Apron, people often refer to me as the children's mother. They'll say, "Ask your mom ..." things like that. What's the proper response to this? I find it embarrassing because I'm not their mother. But I don't want to make anyone uncomfortable by saying I'm not. What would be the most polite response to someone in that situation? -- NOT MOMMY IN MAINE
DEAR NOT MOMMY IN MAINE:
What an uncomfortable ordeal for you!
You have, as I see it, several options:
* Refer to yourself as "NOT MOMMY IN MAINE" in all social and semisocial situations. This includes, but is in no way limited to, introducing yourself to new friends, telling off persistent telemarketers, ordering a drink at Starbucks (from now on you must always speak of yourself in the third person: "Not Mommy in Maine would like no whip on her Venti Soy Hot Chocolate.") You should also consider having a t-shirt printed that says, "Hello, my name is Not Mommy in Maine."

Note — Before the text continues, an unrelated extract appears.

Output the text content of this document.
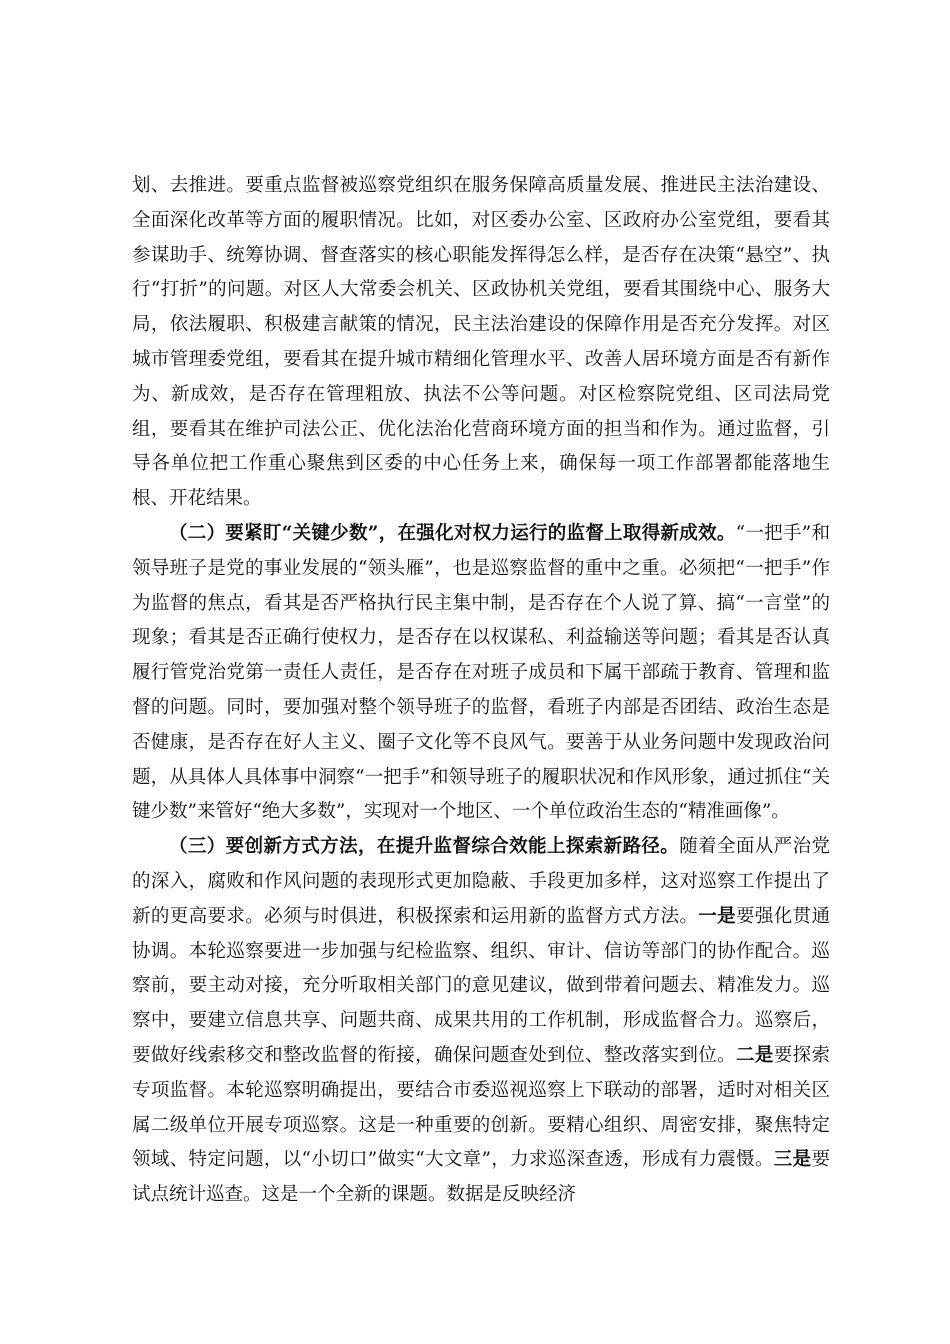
划、去推进。要重点监督被巡察党组织在服务保障高质量发展、推进民主法治建设、全面深化改革等方面的履职情况。比如，对区委办公室、区政府办公室党组，要看其参谋助手、统筹协调、督查落实的核心职能发挥得怎么样，是否存在决策“悬空”、执行“打折”的问题。对区人大常委会机关、区政协机关党组，要看其围绕中心、服务大局，依法履职、积极建言献策的情况，民主法治建设的保障作用是否充分发挥。对区城市管理委党组，要看其在提升城市精细化管理水平、改善人居环境方面是否有新作为、新成效，是否存在管理粗放、执法不公等问题。对区检察院党组、区司法局党组，要看其在维护司法公正、优化法治化营商环境方面的担当和作为。通过监督，引导各单位把工作重心聚焦到区委的中心任务上来，确保每一项工作部署都能落地生根、开花结果。

（二）要紧盯“关键少数”，在强化对权力运行的监督上取得新成效。“一把手”和领导班子是党的事业发展的“领头雁”，也是巡察监督的重中之重。必须把“一把手”作为监督的焦点，看其是否严格执行民主集中制，是否存在个人说了算、搞“一言堂”的现象；看其是否正确行使权力，是否存在以权谋私、利益输送等问题；看其是否认真履行管党治党第一责任人责任，是否存在对班子成员和下属干部疏于教育、管理和监督的问题。同时，要加强对整个领导班子的监督，看班子内部是否团结、政治生态是否健康，是否存在好人主义、圈子文化等不良风气。要善于从业务问题中发现政治问题，从具体人具体事中洞察“一把手”和领导班子的履职状况和作风形象，通过抓住“关键少数”来管好“绝大多数”，实现对一个地区、一个单位政治生态的“精准画像”。

（三）要创新方式方法，在提升监督综合效能上探索新路径。随着全面从严治党的深入，腐败和作风问题的表现形式更加隐蔽、手段更加多样，这对巡察工作提出了新的更高要求。必须与时俱进，积极探索和运用新的监督方式方法。一是要强化贯通协调。本轮巡察要进一步加强与纪检监察、组织、审计、信访等部门的协作配合。巡察前，要主动对接，充分听取相关部门的意见建议，做到带着问题去、精准发力。巡察中，要建立信息共享、问题共商、成果共用的工作机制，形成监督合力。巡察后，要做好线索移交和整改监督的衔接，确保问题查处到位、整改落实到位。二是要探索专项监督。本轮巡察明确提出，要结合市委巡视巡察上下联动的部署，适时对相关区属二级单位开展专项巡察。这是一种重要的创新。要精心组织、周密安排，聚焦特定领域、特定问题，以“小切口”做实“大文章”，力求巡深查透，形成有力震慑。三是要试点统计巡查。这是一个全新的课题。数据是反映经济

* When a well-meaning, yet outrageously presumptuous person mistakes you for these brats' mother, take a deep breath and calmly state the following: "Thank you for the compliment. But, while I would like nothing more than to be their mother, I am not, because my stupid, unemployed, pot-bellied boyfriend will not marry me because he would rather treat me as his whore because it serves his Bermuda Triangle-like ego. Also, these kids are from his previous salacious relationship. They are bastards, and have no mother."
* Just break down and cry at the word "mommy" or "mother" like the hysterical woman that you are. If there is a tufted Victorian fainting couch nearby, be sure to swoon on that, too.
* Say, "Mother? To these kids?! Honey, do these abs look like they've squeezed out two mini-yeti spawn?"
If you're not into any of these aforementioned options, there's always an excellent selection of neuromuscular incapacitation devices from our friends at TASER INTERNATIONAL.